What enrages the cultured despisers is not just
the depiction of violence. It's something much deeper and more primal than that.
It's the suggestion that our sin is so great, only the death of God could atone
for it. Our own good intentions and our own progressive moral values don't stand
a chance against sin. Only God could do what we cannot do.
I
don't know the inner workings of Mel Gibson's mind. I know that, like that other
muscle bound hero, Governor Schwartzenegger, he is an outsider amongst the
cultural establishment; but for very different reasons. Sure, he makes macho
action figures. But he is also happily married and the father of seven children.
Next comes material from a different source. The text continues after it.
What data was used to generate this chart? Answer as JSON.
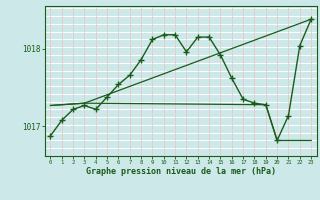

And his religious faith - not the shallow ephemeral faith of the celebrity who
suddenly finds Jesus, but the faith of the ages - his religious faith is the
most important thing about him. Because he is conservative, media and culture
can only see the nefarious hand of repression and manipulation.
But
whatever we think of his movie, Christians should admire Mel Gibson for his
courage. We should also discern that our reactions to the movie will not be
based solely on its artistic merits but on where we stand in relation to Jesus
Christ. Is he the Son of God? Or is he a human teacher who somehow managed to
stumble unwittingly into a series of events that ended in his death as liberal
critics have been saying for 200 years?
Unless you
believe in your heart that it was God who went through the scourging and God who
was nailed to the Cross; and that God did it for you as well as for the
whole world, then The Passion of the Christ will be simply
pointless, mind-numbing, soul-searing violence. But if he is, as the Gospel of
Mark says, Jesus Messiah, the Son of God, then one can't help but stand amazed
at the incredible lengths God was willing to go in order to heal us and save us.